The key to the riddle is very simple, the reason why the airline industry shows poor earnings every year, or when it does show a strong year, a rarity, it is usually one of low returns its because we measure companies on a fiscal yearly basis. This fiscal year measure works rather fine for chocolate makers and car manufactures and coal producers, as they are primal companies, thus such annual measure is more realizable than it is to measure an industry that is a third-party to everyone else’s actions; you could say it and it has been said, that the airline industry is there so that the plane makers can make airplanes; and you may extend that in any direction as it is equally true from any angle the airline industry is a third-party constituency to another industry: be it the restaurant or hotel industry or conventions or business industry etc.. the point is that as such, the basis by which we measure the airline industry should be fiscally generational, as tendencies in consumption and trends tend to be generational inflows, and thus an accurate listing of the genuine financials of a third-party type industry, as we now dare to define and claim the airline industry to be, should indicate a more precise and relevant measure of its sound or not business model.
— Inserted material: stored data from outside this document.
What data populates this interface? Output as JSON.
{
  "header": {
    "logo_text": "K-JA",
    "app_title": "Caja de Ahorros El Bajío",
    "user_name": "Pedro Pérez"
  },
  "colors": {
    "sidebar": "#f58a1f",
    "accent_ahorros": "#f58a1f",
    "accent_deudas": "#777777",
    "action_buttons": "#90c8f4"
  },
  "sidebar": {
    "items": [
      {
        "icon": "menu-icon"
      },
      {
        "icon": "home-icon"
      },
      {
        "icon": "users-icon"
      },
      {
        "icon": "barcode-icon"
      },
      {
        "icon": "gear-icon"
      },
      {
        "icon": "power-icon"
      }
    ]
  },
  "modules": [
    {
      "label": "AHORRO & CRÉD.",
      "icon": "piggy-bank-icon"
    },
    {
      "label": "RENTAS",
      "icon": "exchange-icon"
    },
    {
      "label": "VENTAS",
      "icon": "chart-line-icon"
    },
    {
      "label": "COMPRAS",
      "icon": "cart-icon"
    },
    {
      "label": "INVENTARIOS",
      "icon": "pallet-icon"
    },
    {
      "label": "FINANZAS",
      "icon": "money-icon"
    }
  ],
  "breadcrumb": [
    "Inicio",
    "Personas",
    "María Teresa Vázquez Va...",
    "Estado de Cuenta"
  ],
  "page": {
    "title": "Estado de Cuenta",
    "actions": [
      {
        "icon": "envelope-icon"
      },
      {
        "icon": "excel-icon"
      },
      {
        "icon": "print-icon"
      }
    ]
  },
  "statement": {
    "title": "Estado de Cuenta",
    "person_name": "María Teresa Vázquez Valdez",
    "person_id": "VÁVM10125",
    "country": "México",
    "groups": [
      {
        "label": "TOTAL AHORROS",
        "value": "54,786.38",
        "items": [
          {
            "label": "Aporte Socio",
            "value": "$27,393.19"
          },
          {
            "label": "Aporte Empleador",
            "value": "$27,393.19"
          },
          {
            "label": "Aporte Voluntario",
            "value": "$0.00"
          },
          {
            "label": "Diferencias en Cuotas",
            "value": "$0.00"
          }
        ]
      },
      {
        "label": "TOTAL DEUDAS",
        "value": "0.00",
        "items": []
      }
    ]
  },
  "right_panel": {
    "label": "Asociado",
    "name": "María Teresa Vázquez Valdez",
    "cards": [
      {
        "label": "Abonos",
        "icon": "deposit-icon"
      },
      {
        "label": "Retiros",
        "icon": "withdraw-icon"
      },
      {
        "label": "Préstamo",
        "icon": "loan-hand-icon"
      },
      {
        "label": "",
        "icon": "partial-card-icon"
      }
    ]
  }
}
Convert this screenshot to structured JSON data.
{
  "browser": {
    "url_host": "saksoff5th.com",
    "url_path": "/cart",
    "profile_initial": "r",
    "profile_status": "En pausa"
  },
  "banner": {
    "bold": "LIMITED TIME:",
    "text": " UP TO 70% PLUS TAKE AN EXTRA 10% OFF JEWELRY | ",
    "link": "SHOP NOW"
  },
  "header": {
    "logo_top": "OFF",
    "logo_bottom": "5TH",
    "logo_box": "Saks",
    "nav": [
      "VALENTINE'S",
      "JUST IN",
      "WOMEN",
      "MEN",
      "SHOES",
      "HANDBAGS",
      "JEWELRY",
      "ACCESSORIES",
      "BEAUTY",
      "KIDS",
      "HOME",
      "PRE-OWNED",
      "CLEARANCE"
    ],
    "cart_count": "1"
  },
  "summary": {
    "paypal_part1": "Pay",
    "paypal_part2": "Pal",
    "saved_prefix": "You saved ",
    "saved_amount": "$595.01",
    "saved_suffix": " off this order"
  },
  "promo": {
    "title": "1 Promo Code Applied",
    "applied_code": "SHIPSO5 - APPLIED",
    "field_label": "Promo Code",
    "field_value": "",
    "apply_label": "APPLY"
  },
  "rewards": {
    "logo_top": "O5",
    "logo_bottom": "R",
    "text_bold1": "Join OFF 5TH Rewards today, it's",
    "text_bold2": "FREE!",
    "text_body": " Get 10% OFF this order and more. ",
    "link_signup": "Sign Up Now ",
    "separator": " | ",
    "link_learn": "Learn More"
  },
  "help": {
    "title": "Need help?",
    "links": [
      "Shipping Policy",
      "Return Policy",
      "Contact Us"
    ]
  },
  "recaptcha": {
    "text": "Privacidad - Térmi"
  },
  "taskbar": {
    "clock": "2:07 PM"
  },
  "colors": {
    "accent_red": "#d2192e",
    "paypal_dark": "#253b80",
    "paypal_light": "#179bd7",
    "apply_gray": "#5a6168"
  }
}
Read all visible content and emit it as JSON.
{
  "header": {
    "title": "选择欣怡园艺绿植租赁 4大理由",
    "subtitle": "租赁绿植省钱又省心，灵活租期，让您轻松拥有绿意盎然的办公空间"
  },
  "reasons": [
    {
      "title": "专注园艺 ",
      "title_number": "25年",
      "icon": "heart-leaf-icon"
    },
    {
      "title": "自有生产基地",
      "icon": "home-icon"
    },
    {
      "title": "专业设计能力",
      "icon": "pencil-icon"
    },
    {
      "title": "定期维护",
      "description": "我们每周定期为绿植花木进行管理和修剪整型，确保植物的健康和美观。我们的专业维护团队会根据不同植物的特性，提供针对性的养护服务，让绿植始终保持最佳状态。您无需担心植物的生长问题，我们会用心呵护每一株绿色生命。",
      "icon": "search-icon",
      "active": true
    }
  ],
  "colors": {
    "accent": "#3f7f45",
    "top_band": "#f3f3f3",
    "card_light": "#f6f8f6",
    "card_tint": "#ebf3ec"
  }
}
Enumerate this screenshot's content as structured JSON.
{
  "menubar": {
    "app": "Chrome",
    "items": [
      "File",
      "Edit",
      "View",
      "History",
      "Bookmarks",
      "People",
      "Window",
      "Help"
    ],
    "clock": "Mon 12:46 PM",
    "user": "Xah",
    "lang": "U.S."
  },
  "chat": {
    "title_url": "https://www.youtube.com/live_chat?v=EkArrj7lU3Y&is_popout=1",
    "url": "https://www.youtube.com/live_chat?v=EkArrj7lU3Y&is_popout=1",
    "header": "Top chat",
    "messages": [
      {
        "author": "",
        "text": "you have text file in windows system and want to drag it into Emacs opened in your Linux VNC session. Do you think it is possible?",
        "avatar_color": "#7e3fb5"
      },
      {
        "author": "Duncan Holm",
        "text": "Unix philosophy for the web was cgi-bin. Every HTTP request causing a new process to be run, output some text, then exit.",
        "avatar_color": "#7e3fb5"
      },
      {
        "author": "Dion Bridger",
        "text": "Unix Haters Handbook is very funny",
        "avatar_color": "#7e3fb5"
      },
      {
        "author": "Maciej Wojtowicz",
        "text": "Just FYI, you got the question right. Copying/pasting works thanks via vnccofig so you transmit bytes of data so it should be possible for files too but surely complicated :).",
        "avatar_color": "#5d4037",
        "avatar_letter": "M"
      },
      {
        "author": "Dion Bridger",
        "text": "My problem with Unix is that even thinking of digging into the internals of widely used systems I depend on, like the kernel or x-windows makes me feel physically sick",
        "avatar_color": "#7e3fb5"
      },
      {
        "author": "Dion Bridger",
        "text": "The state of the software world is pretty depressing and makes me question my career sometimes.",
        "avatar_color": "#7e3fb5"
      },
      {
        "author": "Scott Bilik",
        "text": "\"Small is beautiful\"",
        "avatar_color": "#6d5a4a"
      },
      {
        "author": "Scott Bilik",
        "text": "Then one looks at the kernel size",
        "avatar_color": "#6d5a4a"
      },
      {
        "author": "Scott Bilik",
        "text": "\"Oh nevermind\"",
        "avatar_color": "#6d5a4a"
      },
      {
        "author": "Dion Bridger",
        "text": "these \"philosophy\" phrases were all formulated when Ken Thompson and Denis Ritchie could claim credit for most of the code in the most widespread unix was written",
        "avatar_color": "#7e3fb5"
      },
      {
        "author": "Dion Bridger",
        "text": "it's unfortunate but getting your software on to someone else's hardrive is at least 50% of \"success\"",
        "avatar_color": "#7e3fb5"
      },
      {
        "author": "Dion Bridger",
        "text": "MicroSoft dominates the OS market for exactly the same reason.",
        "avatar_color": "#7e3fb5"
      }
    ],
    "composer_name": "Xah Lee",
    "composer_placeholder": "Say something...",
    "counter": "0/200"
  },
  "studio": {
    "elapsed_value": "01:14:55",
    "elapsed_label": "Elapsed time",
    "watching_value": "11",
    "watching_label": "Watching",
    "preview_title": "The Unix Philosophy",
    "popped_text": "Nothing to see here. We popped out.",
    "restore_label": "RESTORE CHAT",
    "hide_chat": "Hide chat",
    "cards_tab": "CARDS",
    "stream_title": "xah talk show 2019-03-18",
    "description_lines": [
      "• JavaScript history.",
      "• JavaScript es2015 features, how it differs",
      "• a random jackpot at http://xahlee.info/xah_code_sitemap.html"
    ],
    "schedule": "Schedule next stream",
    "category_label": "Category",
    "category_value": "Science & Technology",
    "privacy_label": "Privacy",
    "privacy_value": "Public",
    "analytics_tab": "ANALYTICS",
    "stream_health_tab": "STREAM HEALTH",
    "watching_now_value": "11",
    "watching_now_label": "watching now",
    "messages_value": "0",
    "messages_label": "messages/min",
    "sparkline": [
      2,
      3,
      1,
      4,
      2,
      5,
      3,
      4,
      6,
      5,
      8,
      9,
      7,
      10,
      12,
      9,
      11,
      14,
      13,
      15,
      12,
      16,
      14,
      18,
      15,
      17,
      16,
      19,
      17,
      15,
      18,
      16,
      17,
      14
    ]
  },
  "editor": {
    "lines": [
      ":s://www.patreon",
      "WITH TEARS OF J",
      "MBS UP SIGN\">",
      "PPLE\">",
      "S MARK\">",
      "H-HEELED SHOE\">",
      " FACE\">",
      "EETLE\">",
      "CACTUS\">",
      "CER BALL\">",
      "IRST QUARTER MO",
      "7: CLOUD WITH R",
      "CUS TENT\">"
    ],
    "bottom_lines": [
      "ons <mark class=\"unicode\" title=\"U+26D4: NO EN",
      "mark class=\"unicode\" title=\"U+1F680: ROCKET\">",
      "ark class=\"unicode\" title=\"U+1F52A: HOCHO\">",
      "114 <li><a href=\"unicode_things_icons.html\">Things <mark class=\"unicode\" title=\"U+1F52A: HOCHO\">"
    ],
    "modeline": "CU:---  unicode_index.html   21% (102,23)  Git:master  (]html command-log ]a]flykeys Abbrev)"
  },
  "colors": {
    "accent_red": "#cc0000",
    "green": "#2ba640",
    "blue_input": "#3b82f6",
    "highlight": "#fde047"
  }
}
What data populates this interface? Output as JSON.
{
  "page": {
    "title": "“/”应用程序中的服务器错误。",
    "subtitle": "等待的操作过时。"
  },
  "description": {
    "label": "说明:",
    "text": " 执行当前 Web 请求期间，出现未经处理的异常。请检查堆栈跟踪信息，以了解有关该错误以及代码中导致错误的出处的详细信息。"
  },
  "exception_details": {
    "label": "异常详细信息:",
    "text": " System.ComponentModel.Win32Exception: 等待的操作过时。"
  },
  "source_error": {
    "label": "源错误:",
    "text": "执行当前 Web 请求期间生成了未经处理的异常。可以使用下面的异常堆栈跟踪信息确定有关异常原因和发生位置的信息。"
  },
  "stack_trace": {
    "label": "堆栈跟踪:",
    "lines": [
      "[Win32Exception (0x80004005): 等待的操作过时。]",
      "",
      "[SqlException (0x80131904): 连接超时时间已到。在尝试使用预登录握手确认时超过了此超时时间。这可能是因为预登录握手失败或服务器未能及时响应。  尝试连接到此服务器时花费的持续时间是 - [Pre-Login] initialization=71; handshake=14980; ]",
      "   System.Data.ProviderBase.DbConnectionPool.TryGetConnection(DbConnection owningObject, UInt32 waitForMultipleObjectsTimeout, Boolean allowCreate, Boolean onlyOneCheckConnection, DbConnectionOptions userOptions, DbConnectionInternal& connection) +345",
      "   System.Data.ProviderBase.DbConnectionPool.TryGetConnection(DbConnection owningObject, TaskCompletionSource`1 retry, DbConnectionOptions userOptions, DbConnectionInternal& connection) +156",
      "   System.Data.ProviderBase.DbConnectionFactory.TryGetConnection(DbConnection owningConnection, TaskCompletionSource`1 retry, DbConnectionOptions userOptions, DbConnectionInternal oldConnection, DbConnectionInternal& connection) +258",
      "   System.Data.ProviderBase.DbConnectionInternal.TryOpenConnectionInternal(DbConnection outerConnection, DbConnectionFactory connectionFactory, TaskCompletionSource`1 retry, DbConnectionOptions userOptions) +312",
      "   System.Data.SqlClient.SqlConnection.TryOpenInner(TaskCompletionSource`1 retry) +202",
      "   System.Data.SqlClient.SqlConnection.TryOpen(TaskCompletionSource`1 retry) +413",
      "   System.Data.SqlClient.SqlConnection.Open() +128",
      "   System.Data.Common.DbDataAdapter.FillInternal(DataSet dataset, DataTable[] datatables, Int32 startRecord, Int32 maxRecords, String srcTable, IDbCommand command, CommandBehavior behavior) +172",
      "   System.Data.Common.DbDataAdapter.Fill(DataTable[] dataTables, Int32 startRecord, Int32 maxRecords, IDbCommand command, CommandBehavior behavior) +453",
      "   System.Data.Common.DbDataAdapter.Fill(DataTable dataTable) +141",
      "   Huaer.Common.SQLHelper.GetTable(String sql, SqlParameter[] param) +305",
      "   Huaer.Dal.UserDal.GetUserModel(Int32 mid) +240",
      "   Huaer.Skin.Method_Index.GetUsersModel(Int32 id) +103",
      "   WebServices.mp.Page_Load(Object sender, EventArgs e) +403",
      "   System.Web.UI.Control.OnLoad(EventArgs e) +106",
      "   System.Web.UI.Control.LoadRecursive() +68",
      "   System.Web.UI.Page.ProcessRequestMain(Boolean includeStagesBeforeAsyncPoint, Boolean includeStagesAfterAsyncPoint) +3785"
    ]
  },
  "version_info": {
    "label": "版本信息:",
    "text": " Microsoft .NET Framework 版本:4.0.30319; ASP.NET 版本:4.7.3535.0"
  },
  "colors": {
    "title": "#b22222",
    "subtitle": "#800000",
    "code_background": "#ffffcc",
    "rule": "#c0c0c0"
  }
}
Executives that then work in this industry have not the capacity to see that there is no way to make an airline financially sound within the scope of a fiscal year but their myopia allows them to work for the industry.
In showing these various relationships some readers would argue that the same could said of the ground transport industry, or the shipping industry that are indeed basic third-party models, (and more industries such as pharmaceuticals which would seem to be fundamentally third-party-industries but that strangely also depend on ephemeral third party constructs, illnesses, diseases, viruses, governmental regulation, etc as catalysts for their own third party drug business to flourish and profit;¬¬¬) and I wouldn’t have any problem with those types of conclusions.

In brief: all types that depend on all types are fundamentally represented by their type.